Aujourd’hui comme hier, on s’en tient au livret dans des costumes néo-renaissance que l’on aurait pu louer rue du Faubourg-Montmartre, dans des décors de carton-pâte astucieusement placés sur une tournette pour pouvoir figurer en un même tableau les différents lieux de l’action. Aujourd’hui comme hier, on ne se préoccupe ni de théâtre, ni de mouvement. Monterone profère sa malédiction droit comme un piquet au milieu des choristes immobiles. Le rapt de Gilda parait toujours aussi invraisemblable. Les courtisans écoutent pétrifiés les supplications de Rigoletto, agenouillé face au public. Ni Chéreau, ni Lavelli, ni même Visconti ne semblent avoir influencé la mise en scène de Karel Jernek, qui leur est pourtant postérieure (1988).
© Státní opery
Aujourd’hui comme hier, on chante plutôt bien, du moins en ce qui concerne le ténor et la soprano, sans se préoccuper cependant de la filiation subsistant dans Rigoletto entre Verdi et ses prédécesseurs italiens. Originaire du Japon, Yukiko Šrejmová Kinjo fait partie des solistes de l’Opéra de Prague. La couleur bleutée, l’agilité, la pureté, la précision d’un « Caro nome » finement ciselé mais dépourvu d’effets belcantistes laissent d’abord supposer une Gilda colorature, comme on les aimait hier plus qu’aujourd’hui. L’ampleur dramatique assumée dans les deux derniers actes relativise cette impression de légèreté sans altérer la fraîcheur de la composition. Tomáš Juhás ne s’embarrasse pas d’élégance. La cadence de « la donna é mobile » est prise à la hussarde. Que Mantoue soit un goujat n’est pas dérangeant si la séduction et l’insolence vocales pallient les écarts de style, ce qui est le cas de ce jeune chanteur slovaque, suffisamment méritant pour avoir été plusieurs fois invité à passer à l’Ouest, à Paris notamment dans De la maison des morts. Mieux, après un « Questa o quella » timide, ce Duc gagne en assurance et en projection tout en continuant de soigner la ligne et en préservant l’égalité de la voix. On a plus de mal à adhérer à la proposition de Ján Ďurčo, Rigoletto accablé, pour ne pas dire fatigué, montrant son meilleur visage dans la cantilène quand la violence du personnage le trouve à court de mordant, d’aigu et d’arguments. Il ne suffit pas de boiter pour jouer les bouffons.
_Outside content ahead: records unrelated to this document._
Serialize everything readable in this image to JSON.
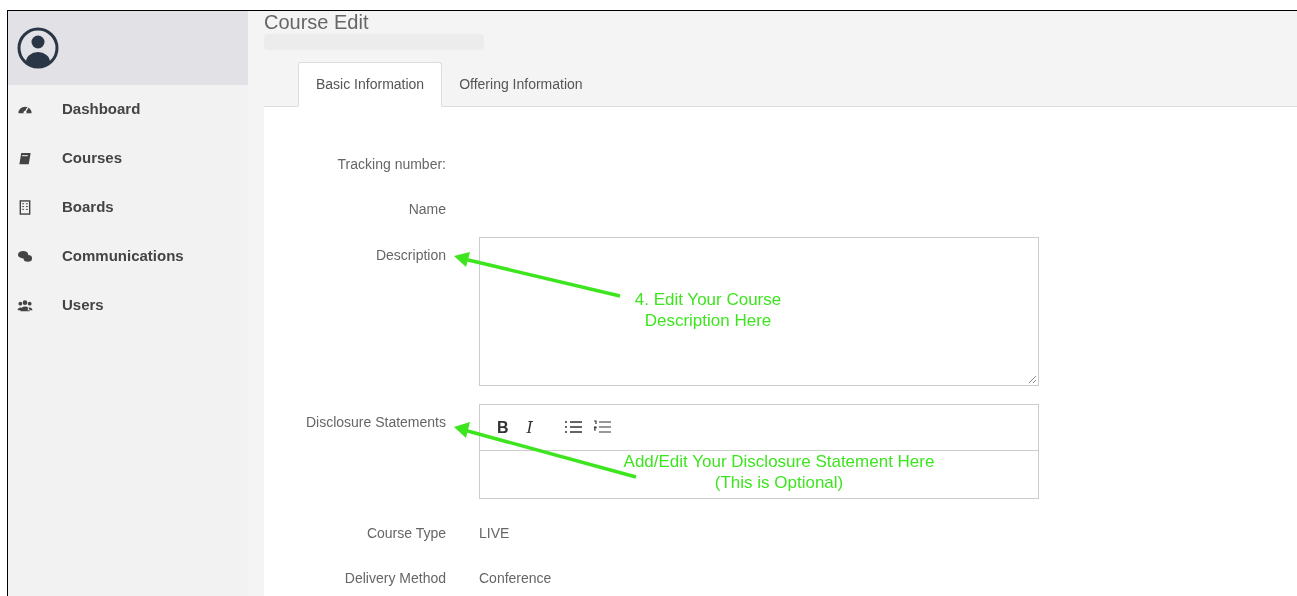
{
  "page_title": "Course Edit",
  "sidebar": {
    "items": [
      {
        "label": "Dashboard",
        "selected": false
      },
      {
        "label": "Courses",
        "selected": false
      },
      {
        "label": "Boards",
        "selected": false
      },
      {
        "label": "Communications",
        "selected": false
      },
      {
        "label": "Users",
        "selected": false
      }
    ]
  },
  "tabs": [
    {
      "label": "Basic Information",
      "selected": true
    },
    {
      "label": "Offering Information",
      "selected": false
    }
  ],
  "fields": [
    {
      "kind": "text",
      "label": "Tracking number:"
    },
    {
      "kind": "text",
      "label": "Name"
    },
    {
      "kind": "textarea",
      "label": "Description"
    },
    {
      "kind": "editor",
      "label": "Disclosure Statements",
      "toolbar": [
        "B",
        "I"
      ]
    },
    {
      "kind": "text",
      "label": "Course Type",
      "value": "LIVE"
    },
    {
      "kind": "text",
      "label": "Delivery Method",
      "value": "Conference"
    }
  ],
  "annotations": [
    "4. Edit Your Course Description Here",
    "Add/Edit Your Disclosure Statement Here (This is Optional)"
  ]
}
Aujourd’hui comme hier, le reste de la distribution est inégal, du Monterone trémulant de Miloš Horák à la Maddalena affriolante d’Andrea Tögel Kalivodová. Déchaîné au troisième acte, comme il se doit, avec un chœur justement tempétueux, Richard Hein fait souvent de l’accompagnement orchestral un gigantesque orgue de Barbarie, comme autrefois lorsque les musiciens des rues jouaient « la donna é mobile » sur des places pavées à l’ombre des palais. Nostalgie ou charme ineffable d’une époque miraculeusement préservée ? Si l’opéra n’était un art vivant, il faudrait inscrire une telle soirée au patrimoine mondial de l’humanité.